ENVOI I/O System and Offload Engines
The ENVOI I/O and offload engines are the most remarkable and unique features for the PWRficient family. Most systems use I/O in a fixed arrangement; a system might support 4 PCIe lanes, and 2 Serial ATA connections, but cannot be re-arranged to support 6 PCIe or 2 PCIe and 2 SATA. The PWRficient family takes advantage of the increased die space at 65nm to implement an extremely configurable I/O system, shown below in Figure 5.
Figure 5 – ENVOI I/O System (modified from a P.A. Semi presentation)
The I/O system features 24 SERDES lanes to communicate with the outside world; each one runs at up to 2.5Gbps for a maximum of 104Gbps or 13GB/s. The SERDES lanes are configured at boot time through the BIOS or boot ROM, and may be used for PCI Express lanes, 10 Gigabit Ethernet or Gigabit Ethernet. A single PCIe lane maps to exactly one SERDES lane, the 10 Gigabit Ethernet requires 4 SERDES lanes, and the Gigabit Ethernet requires a single SERDES, but leaves bandwidth on the table. The I/O system has support for 8 PCIe connections, which can be up to 16 lanes each and supports partitioning. There are up to two 10 Gigabit Ethernet MACs, and 4 Gigabit Ethernet MACs, and they all support IPv4, v6 and packet filtering. Other protocols are currently under consideration for future inclusion, such as RapidI/O, SATA, Fibre Channel, Serial Attached SCSI just to name a few.
While including the hardware for three different I/O standards does consume extra die space if they are not used, it gives the product much more flexibility. This sort of trade-off is most likely a good one, given that the transistor budget for each generation of devices doubles. Reconfigurability certainly reduces the total number of different chips needed (no more mixing and matching of SATA, PCIe, etc. controllers), and it will be interesting to see if other vendors follow suit; this will be a trend to watch for in the future.
The ENVOI I/O system also features a coherent, fully associative 8KB cache for internal use. The I/O cache can prefetch, store descriptors and combine writes. Additionally, the L2 cache can also be used for I/O caching. This might seem a little peculiar, but these features (combined with the ability to access the crossbar) lead to higher performance and lower power consumption. In general, reading data from a nearby cache is the quickest and most efficient access method; according to Mark Hayter, a cache access uses 40x less power than going to DRAMs.

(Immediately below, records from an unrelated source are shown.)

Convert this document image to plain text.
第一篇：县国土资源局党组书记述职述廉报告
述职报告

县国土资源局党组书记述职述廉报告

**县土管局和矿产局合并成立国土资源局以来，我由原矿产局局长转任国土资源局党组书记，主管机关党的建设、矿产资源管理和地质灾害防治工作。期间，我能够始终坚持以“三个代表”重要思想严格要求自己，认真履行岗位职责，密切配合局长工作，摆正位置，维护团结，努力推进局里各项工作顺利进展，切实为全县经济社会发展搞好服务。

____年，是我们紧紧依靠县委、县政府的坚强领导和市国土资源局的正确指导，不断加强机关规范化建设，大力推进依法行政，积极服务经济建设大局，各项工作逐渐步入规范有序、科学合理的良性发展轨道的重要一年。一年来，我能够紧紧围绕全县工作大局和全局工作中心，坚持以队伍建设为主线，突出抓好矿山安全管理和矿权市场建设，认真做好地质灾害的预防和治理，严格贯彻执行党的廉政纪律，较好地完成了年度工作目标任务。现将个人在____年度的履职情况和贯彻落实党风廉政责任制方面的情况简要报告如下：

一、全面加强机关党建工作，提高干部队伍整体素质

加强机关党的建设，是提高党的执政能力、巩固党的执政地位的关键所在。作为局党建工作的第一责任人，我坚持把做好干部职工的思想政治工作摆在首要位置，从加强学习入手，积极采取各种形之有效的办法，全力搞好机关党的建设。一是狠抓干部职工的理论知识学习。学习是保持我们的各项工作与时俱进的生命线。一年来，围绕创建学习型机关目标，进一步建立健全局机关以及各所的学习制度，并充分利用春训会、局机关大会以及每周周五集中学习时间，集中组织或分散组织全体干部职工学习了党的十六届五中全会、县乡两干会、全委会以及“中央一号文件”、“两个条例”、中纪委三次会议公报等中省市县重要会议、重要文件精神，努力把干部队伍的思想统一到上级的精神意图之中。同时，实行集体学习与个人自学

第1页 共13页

The last elements of the ENVOI I/O system are the DMA and offload engines. The DMA engine supports 64 receive channels, 20 transmit and has a 24KB buffer. It is capable of scatter-gather operations and transactions between any combination of memory and I/O (i.e. memory to memory, memory to I/O, etc.). All together, it can sustain 32GB/s of bandwidth, which is a nice match for the interconnect capacity. The offload engine is a bit more interesting. It was designed to support a variety of functions, including encryption and decryption, CRC, checksums and the XORing function for RAID 5. The encryption support is fairly comprehensive, including AES, 3DES and several other block ciphers, and cryptographic hash functions such as MD5, SHA-1, SHA-256 and a few more. Perhaps most importantly, it also supports SSL and IPSec acceleration. The CRC engine is a generalized one that should be usable for almost any CRC algorithm, be it TCP/IP or the protocol of the week. The CRC engine is another example of how, when given the choice between a simpler but less general piece of logic, the P.A. Semi designers tended to opt for a more powerful and general implementation, even if it is more complex.
System Management Interfaces
The PA6T-1682M also has the regular set of management ports and features. The power and system timer are used for the dynamic clocking and voltage regulation, among other management and timing functions. During start up, the system uses the boot bus to access the BIOS, which is stored on either a ROM, or various types of flash memory. External I/O is also provided through UART (i.e. serial) ports and the ubiquitous SMBus interface. Lastly, there are two built-in debugging facilities. The two trace memory blocks shown in the PA6T-1682M are used to capture traces of transactions across CONEXIUM (the TTM) or traces of I/O operations (PTM). These can be used to diagnose failures and to examine performance characteristics.